3.3. Scenario 3: Leaf or Root Site(s) per MAC Address

 In this scenario, a customer Root or Leaf site is represented by a
 MAC address on an AC and a PE may receive traffic from both Root and
 Leaf sites on that AC for an EVI.  This scenario is not covered in
 either [RFC7387] or [MEF6.1]; however, it is covered in this document
 for the sake of completeness.  In this scenario, since an AC carries
 traffic from both Root and Leaf sites, the granularity at which Root
 or Leaf sites are identified is on a per-MAC-address basis.  This
 scenario is considered in this document for EVPN service with only
 known unicast traffic because the Designated Forwarder (DF) filtering
 per [RFC7432] would not be compatible with the required egress
 filtering; that is, Broadcast, Unknown Unicast, and Multicast (BUM)
 traffic is not supported in this scenario; it is dropped by the
 ingress PE.
 For this scenario, the approach B in Scenario 2 is used in order to
 allow for single RT usage by service providers.

Sajassi, et al.

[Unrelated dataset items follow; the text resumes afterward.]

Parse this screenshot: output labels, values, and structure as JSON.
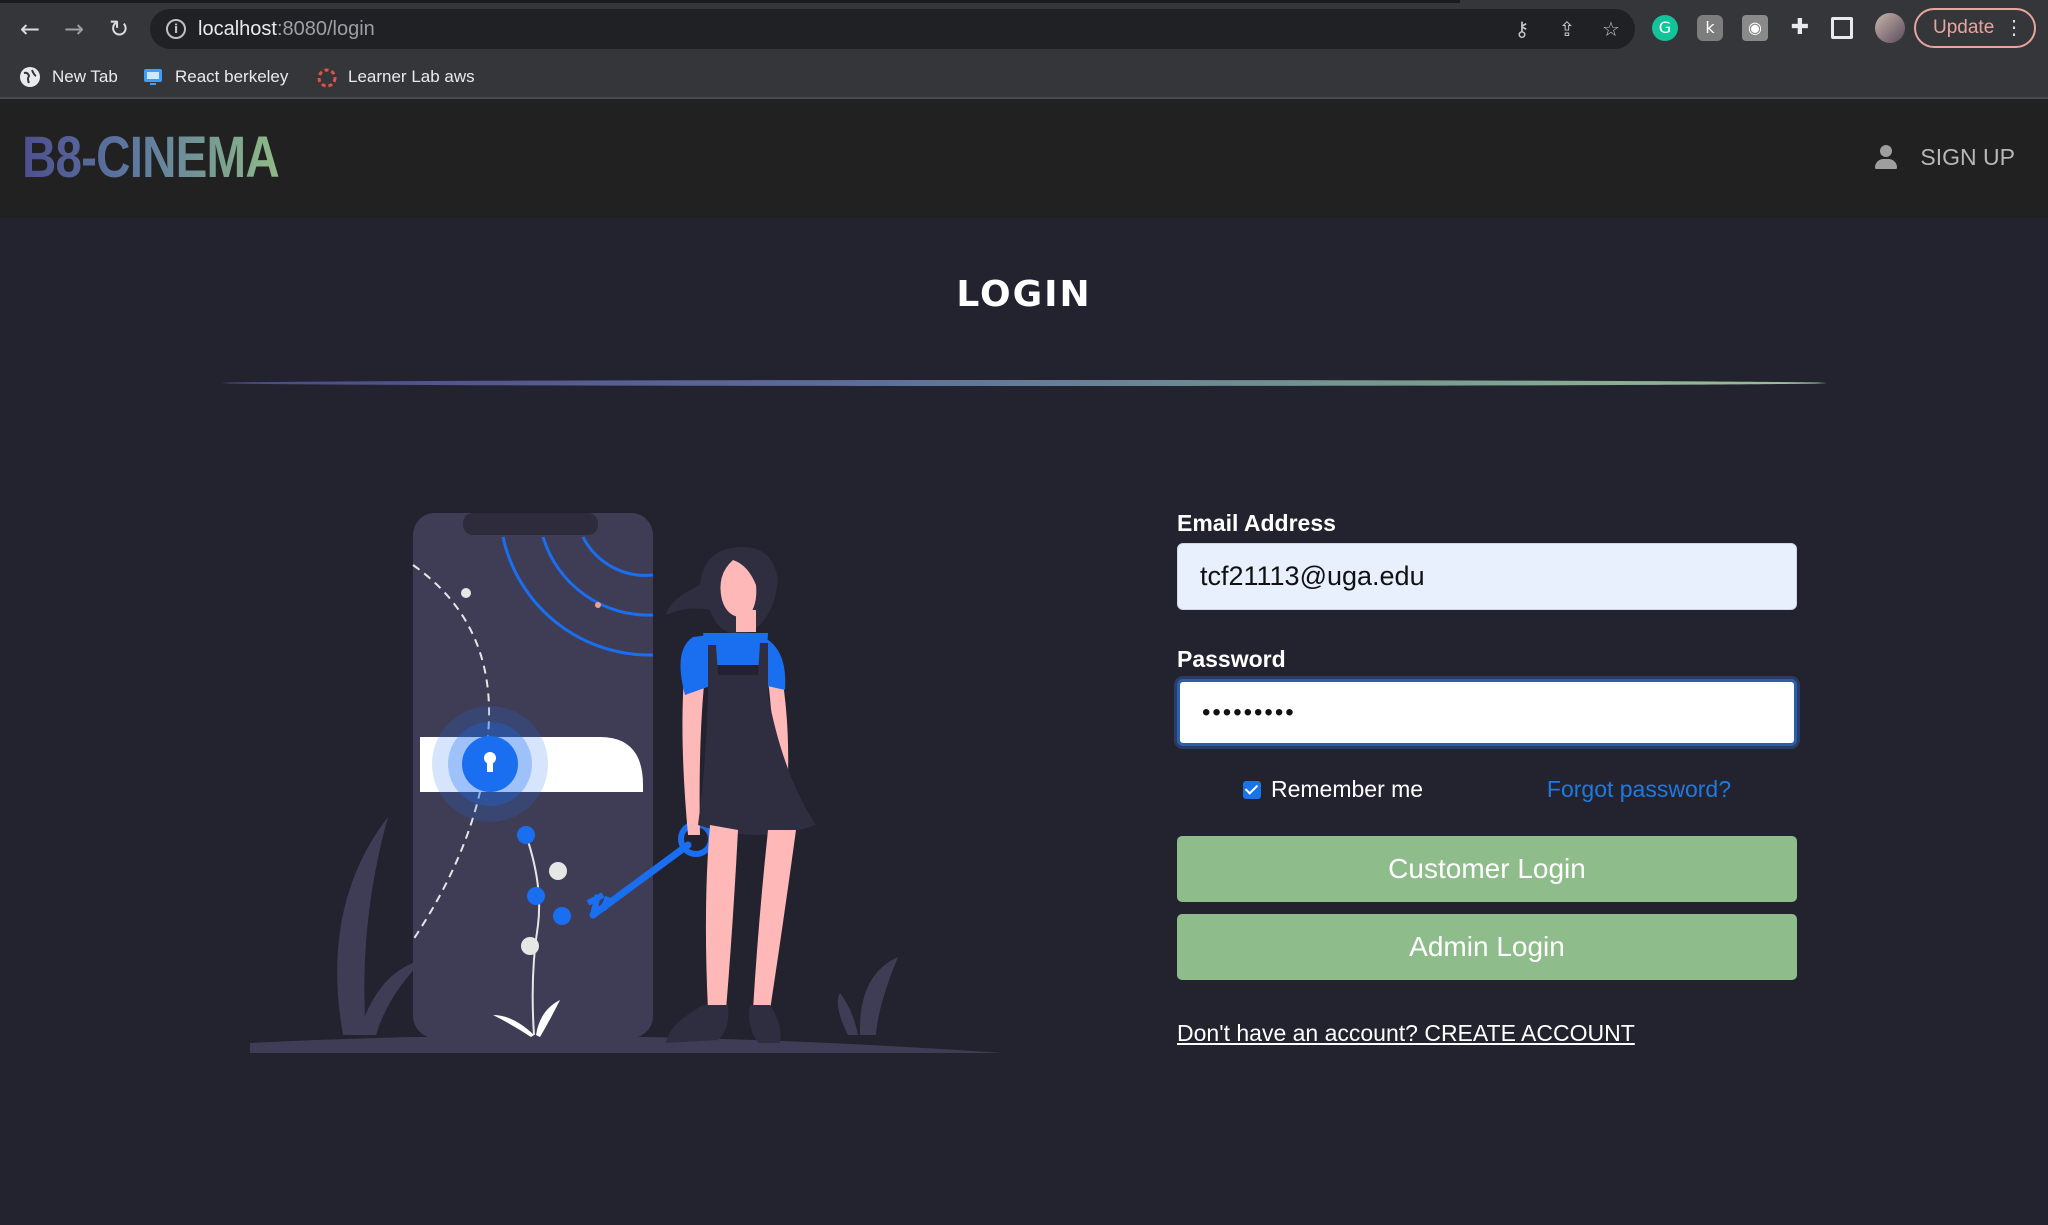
{
  "browser": {
    "url_host": "localhost",
    "url_path": ":8080/login",
    "update_label": "Update",
    "bookmarks": [
      {
        "label": "New Tab",
        "icon": "globe-icon"
      },
      {
        "label": "React berkeley",
        "icon": "monitor-icon"
      },
      {
        "label": "Learner Lab aws",
        "icon": "aws-icon"
      }
    ]
  },
  "header": {
    "logo": "B8-CINEMA",
    "signup_label": "SIGN UP"
  },
  "main": {
    "title": "LOGIN",
    "email_label": "Email Address",
    "email_value": "tcf21113@uga.edu",
    "password_label": "Password",
    "password_value": "•••••••••",
    "remember_label": "Remember me",
    "remember_checked": true,
    "forgot_label": "Forgot password?",
    "customer_login_label": "Customer Login",
    "admin_login_label": "Admin Login",
    "create_account_label": "Don't have an account? CREATE ACCOUNT"
  },
  "colors": {
    "page_bg": "#23222f",
    "header_bg": "#212121",
    "button_green": "#8fbc8b",
    "link_blue": "#1f7ae0",
    "accent_blue": "#1a6ef0"
  }
}
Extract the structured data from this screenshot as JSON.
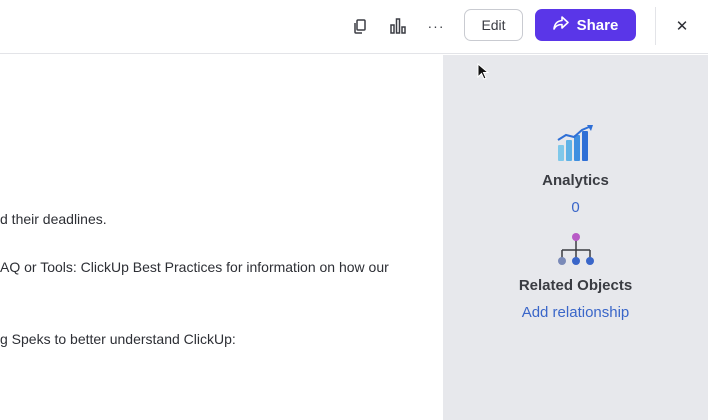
{
  "topbar": {
    "icons": [
      "copy-icon",
      "bar-chart-icon",
      "more-icon",
      "close-icon"
    ],
    "more_glyph": "···",
    "edit_label": "Edit",
    "share_label": "Share",
    "share_color": "#5a36e8",
    "close_glyph": "✕"
  },
  "content": {
    "lines": [
      "d their deadlines.",
      "AQ or Tools: ClickUp Best Practices for information on how our",
      "g Speks to better understand ClickUp:"
    ]
  },
  "sidepanel": {
    "background": "#e7e8ec",
    "analytics": {
      "title": "Analytics",
      "count": "0",
      "icon": "analytics-icon"
    },
    "related": {
      "title": "Related Objects",
      "link": "Add relationship",
      "icon": "hierarchy-icon"
    },
    "link_color": "#3a66c9"
  }
}
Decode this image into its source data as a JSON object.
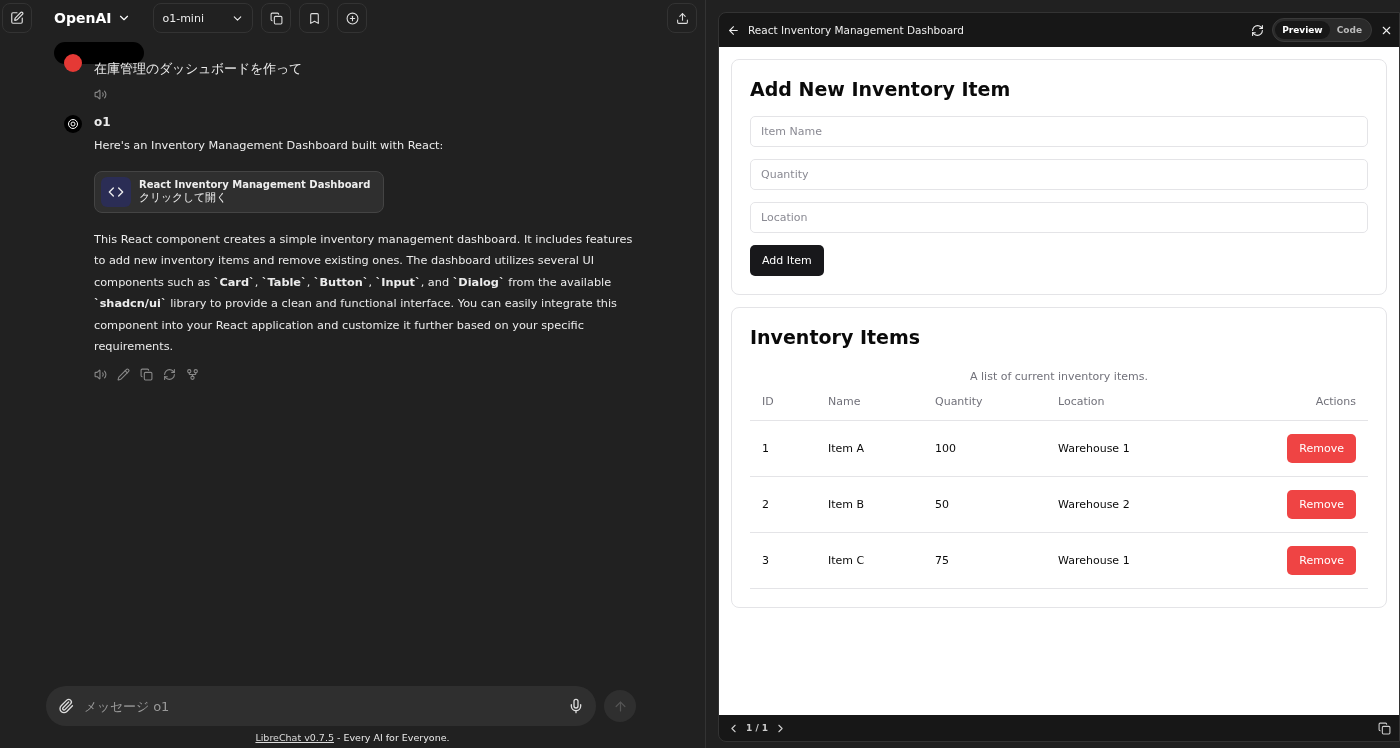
{
  "header": {
    "endpoint": "OpenAI",
    "model": "o1-mini"
  },
  "messages": [
    {
      "kind": "user",
      "text": "在庫管理のダッシュボードを作って"
    },
    {
      "kind": "assistant",
      "author": "o1",
      "intro": "Here's an Inventory Management Dashboard built with React:",
      "artifact": {
        "title": "React Inventory Management Dashboard",
        "subtitle": "クリックして開く"
      },
      "body": "This React component creates a simple inventory management dashboard. It includes features to add new inventory items and remove existing ones. The dashboard utilizes several UI components such as **`Card`**, **`Table`**, **`Button`**, **`Input`**, and **`Dialog`** from the available **`shadcn/ui`** library to provide a clean and functional interface. You can easily integrate this component into your React application and customize it further based on your specific requirements."
    }
  ],
  "composer": {
    "placeholder": "メッセージ o1"
  },
  "footer": {
    "link": "LibreChat v0.7.5",
    "text": " - Every AI for Everyone."
  },
  "panel": {
    "title": "React Inventory Management Dashboard",
    "tabs": [
      {
        "label": "Preview",
        "selected": true
      },
      {
        "label": "Code",
        "selected": false
      }
    ],
    "pager": "1 / 1"
  },
  "form": {
    "title": "Add New Inventory Item",
    "fields": [
      {
        "placeholder": "Item Name"
      },
      {
        "placeholder": "Quantity"
      },
      {
        "placeholder": "Location"
      }
    ],
    "button": "Add Item"
  },
  "table": {
    "title": "Inventory Items",
    "caption": "A list of current inventory items.",
    "columns": [
      "ID",
      "Name",
      "Quantity",
      "Location",
      "Actions"
    ],
    "rows": [
      {
        "id": "1",
        "name": "Item A",
        "quantity": "100",
        "location": "Warehouse 1",
        "action": "Remove"
      },
      {
        "id": "2",
        "name": "Item B",
        "quantity": "50",
        "location": "Warehouse 2",
        "action": "Remove"
      },
      {
        "id": "3",
        "name": "Item C",
        "quantity": "75",
        "location": "Warehouse 1",
        "action": "Remove"
      }
    ]
  }
}
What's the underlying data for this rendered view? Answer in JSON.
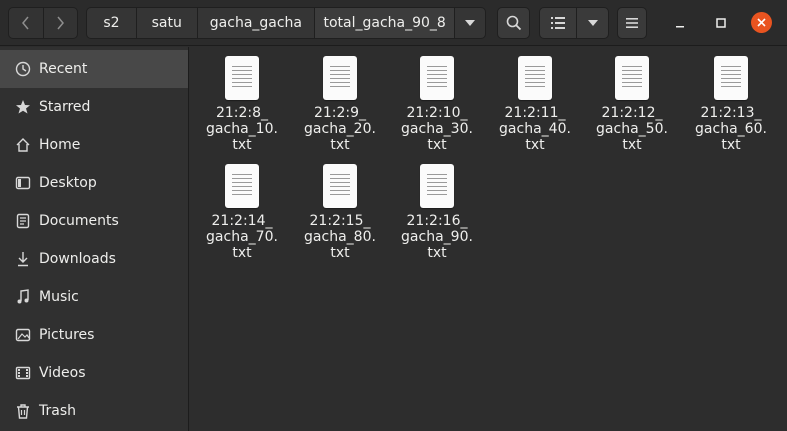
{
  "nav": {
    "back_icon": "chevron-left-icon",
    "forward_icon": "chevron-right-icon"
  },
  "path": {
    "crumbs": [
      "s2",
      "satu",
      "gacha_gacha",
      "total_gacha_90_8"
    ],
    "menu_icon": "triangle-down-icon"
  },
  "toolbar": {
    "search_icon": "search-icon",
    "view_icon": "list-view-icon",
    "view_menu_icon": "triangle-down-icon",
    "menu_icon": "hamburger-icon"
  },
  "window": {
    "minimize_icon": "minimize-icon",
    "maximize_icon": "maximize-icon",
    "close_icon": "close-icon",
    "close_color": "#e95420"
  },
  "sidebar": {
    "items": [
      {
        "label": "Recent",
        "icon": "clock-icon",
        "active": true
      },
      {
        "label": "Starred",
        "icon": "star-icon"
      },
      {
        "label": "Home",
        "icon": "home-icon"
      },
      {
        "label": "Desktop",
        "icon": "desktop-icon"
      },
      {
        "label": "Documents",
        "icon": "documents-icon"
      },
      {
        "label": "Downloads",
        "icon": "downloads-icon"
      },
      {
        "label": "Music",
        "icon": "music-icon"
      },
      {
        "label": "Pictures",
        "icon": "pictures-icon"
      },
      {
        "label": "Videos",
        "icon": "videos-icon"
      },
      {
        "label": "Trash",
        "icon": "trash-icon"
      }
    ]
  },
  "files": [
    {
      "line1": "21:2:8_",
      "line2": "gacha_10.",
      "line3": "txt"
    },
    {
      "line1": "21:2:9_",
      "line2": "gacha_20.",
      "line3": "txt"
    },
    {
      "line1": "21:2:10_",
      "line2": "gacha_30.",
      "line3": "txt"
    },
    {
      "line1": "21:2:11_",
      "line2": "gacha_40.",
      "line3": "txt"
    },
    {
      "line1": "21:2:12_",
      "line2": "gacha_50.",
      "line3": "txt"
    },
    {
      "line1": "21:2:13_",
      "line2": "gacha_60.",
      "line3": "txt"
    },
    {
      "line1": "21:2:14_",
      "line2": "gacha_70.",
      "line3": "txt"
    },
    {
      "line1": "21:2:15_",
      "line2": "gacha_80.",
      "line3": "txt"
    },
    {
      "line1": "21:2:16_",
      "line2": "gacha_90.",
      "line3": "txt"
    }
  ]
}
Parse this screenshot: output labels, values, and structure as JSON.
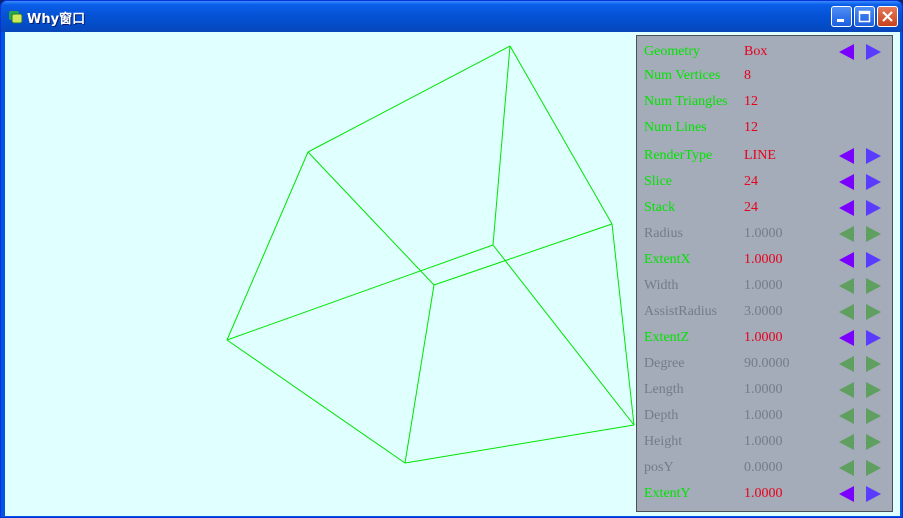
{
  "window": {
    "title": "Why窗口",
    "minimize_icon": "minimize-icon",
    "maximize_icon": "maximize-icon",
    "close_icon": "close-icon"
  },
  "colors": {
    "background": "#e0ffff",
    "wireframe": "#00e400",
    "active_label": "#00e400",
    "active_value": "#e8001c",
    "inactive_text": "#737c88",
    "active_arrow": "#7a00ff",
    "active_arrow_right": "#5a3cff",
    "inactive_arrow": "#5f9f5f",
    "panel_background": "#a3acb8"
  },
  "panel": {
    "rows": [
      {
        "label": "Geometry",
        "value": "Box",
        "state": "active",
        "arrows": true
      },
      {
        "label": "Num Vertices",
        "value": "8",
        "state": "active",
        "arrows": false
      },
      {
        "label": "Num Triangles",
        "value": "12",
        "state": "active",
        "arrows": false
      },
      {
        "label": "Num Lines",
        "value": "12",
        "state": "active",
        "arrows": false
      },
      {
        "label": "RenderType",
        "value": "LINE",
        "state": "active",
        "arrows": true
      },
      {
        "label": "Slice",
        "value": "24",
        "state": "active",
        "arrows": true
      },
      {
        "label": "Stack",
        "value": "24",
        "state": "active",
        "arrows": true
      },
      {
        "label": "Radius",
        "value": "1.0000",
        "state": "inactive",
        "arrows": true
      },
      {
        "label": "ExtentX",
        "value": "1.0000",
        "state": "active",
        "arrows": true
      },
      {
        "label": "Width",
        "value": "1.0000",
        "state": "inactive",
        "arrows": true
      },
      {
        "label": "AssistRadius",
        "value": "3.0000",
        "state": "inactive",
        "arrows": true
      },
      {
        "label": "ExtentZ",
        "value": "1.0000",
        "state": "active",
        "arrows": true
      },
      {
        "label": "Degree",
        "value": "90.0000",
        "state": "inactive",
        "arrows": true
      },
      {
        "label": "Length",
        "value": "1.0000",
        "state": "inactive",
        "arrows": true
      },
      {
        "label": "Depth",
        "value": "1.0000",
        "state": "inactive",
        "arrows": true
      },
      {
        "label": "Height",
        "value": "1.0000",
        "state": "inactive",
        "arrows": true
      },
      {
        "label": "posY",
        "value": "0.0000",
        "state": "inactive",
        "arrows": true
      },
      {
        "label": "ExtentY",
        "value": "1.0000",
        "state": "active",
        "arrows": true
      }
    ]
  }
}
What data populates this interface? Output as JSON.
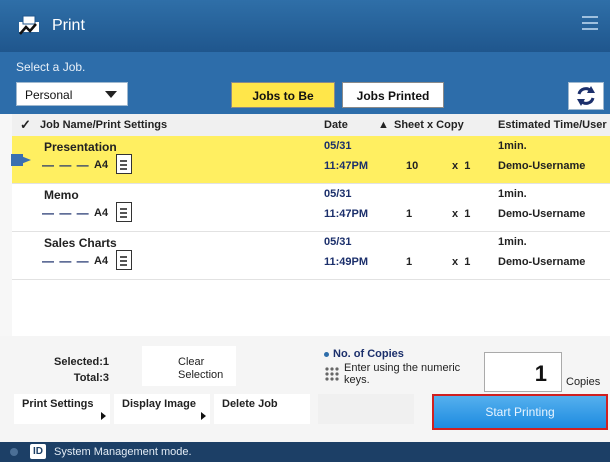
{
  "titlebar": {
    "title": "Print"
  },
  "prompt": "Select a Job.",
  "filter": {
    "selected": "Personal"
  },
  "tabs": {
    "active": "Jobs to Be Printed",
    "inactive": "Jobs Printed"
  },
  "table": {
    "headers": {
      "name": "Job Name/Print Settings",
      "date": "Date",
      "sheets": "Sheet x Copy",
      "est": "Estimated Time/User Name"
    },
    "rows": [
      {
        "name": "Presentation",
        "dashes": "— — —",
        "paper": "A4",
        "date": "05/31",
        "time": "11:47PM",
        "sheets": "10",
        "x": "x",
        "copies": "1",
        "est": "1min.",
        "user": "Demo-Username",
        "selected": true
      },
      {
        "name": "Memo",
        "dashes": "— — —",
        "paper": "A4",
        "date": "05/31",
        "time": "11:47PM",
        "sheets": "1",
        "x": "x",
        "copies": "1",
        "est": "1min.",
        "user": "Demo-Username",
        "selected": false
      },
      {
        "name": "Sales Charts",
        "dashes": "— — —",
        "paper": "A4",
        "date": "05/31",
        "time": "11:49PM",
        "sheets": "1",
        "x": "x",
        "copies": "1",
        "est": "1min.",
        "user": "Demo-Username",
        "selected": false
      }
    ]
  },
  "selection": {
    "selected_label": "Selected:",
    "selected_value": "1",
    "total_label": "Total:",
    "total_value": "3",
    "clear_label": "Clear Selection"
  },
  "copies": {
    "title": "No. of Copies",
    "hint": "Enter using the numeric keys.",
    "value": "1",
    "unit": "Copies"
  },
  "actions": {
    "print_settings": "Print Settings",
    "display_image": "Display Image",
    "delete_job": "Delete Job",
    "start": "Start Printing"
  },
  "status": {
    "message": "System Management mode."
  },
  "colors": {
    "title_blue": "#2f6fa8",
    "selected_row": "#ffef61",
    "active_tab": "#ffe64a",
    "start_button": "#1d8be0",
    "status_bar": "#1c3f66"
  }
}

Standards Track [Page 8] RFC 8317 E-Tree Support in EVPN and PBB-EVPN January 2018

                   +---------+            +---------+
                   |   PE1   |            |   PE2   |
  +---+            |  +---+  |  +------+  |  +---+  |            +---+
  |CE1+-----AC1----+--+   |  |  |      |  |  |   +--+-----AC2----+CE2|
  +---+    (Root)  |  | E |  |  | MPLS |  |  | E |  | (Leaf/Root)+---+
                   |  | V |  |  |  /IP |  |  | V |  |
                   |  | I |  |  |      |  |  | I |  |            +---+
                   |  |   |  |  |      |  |  |   +--+-----AC3----+CE3|
                   |  +---+  |  +------+  |  +---+  |   (Leaf)   +---+
                   +---------+            +---------+
                         Figure 3: Scenario 3
 In conclusion, the approach B in scenario 2 is the recommended
 approach across all the above three scenarios, and the corresponding
 solution is detailed in the following sections.

4. Operation for EVPN

 [RFC7432] defines the notion of the Ethernet Segment Identifier (ESI)
 MPLS label used for split-horizon filtering of BUM traffic at the
 egress PE.  Such egress filtering capabilities can be leveraged in
 provision of E-Tree services, as it will be seen shortly for BUM
 traffic.  For known unicast traffic, additional extensions to
 [RFC7432] are needed (i.e., a new BGP extended community for Leaf-
 Indication described in Section 6.1) in order to enable ingress
 filtering as described in detail in the following sections.

4.1. Known Unicast Traffic

 In EVPN, MAC learning is performed in the control plane via
 advertisement of BGP routes.  Because of this, the filtering needed
 by an E-Tree service for known unicast traffic can be performed at
 the ingress PE, thus providing very efficient filtering and avoiding
 sending known unicast traffic over the MPLS/IP core to be filtered at
 the egress PE, as is done in traditional E-Tree solutions (i.e.,
 E-Tree for VPLS [RFC7796]).
 To provide such ingress filtering for known unicast traffic, a PE
 MUST indicate to other PEs what kind of sites (Root or Leaf) its MAC
 addresses are associated with.  This is done by advertising a Leaf-
 Indication flag (via an extended community) along with each of its
 MAC/IP Advertisement routes learned from a Leaf site.  The lack of
 such a flag indicates that the MAC address is associated with a Root
 site.  This scheme applies to all scenarios described in Section 3.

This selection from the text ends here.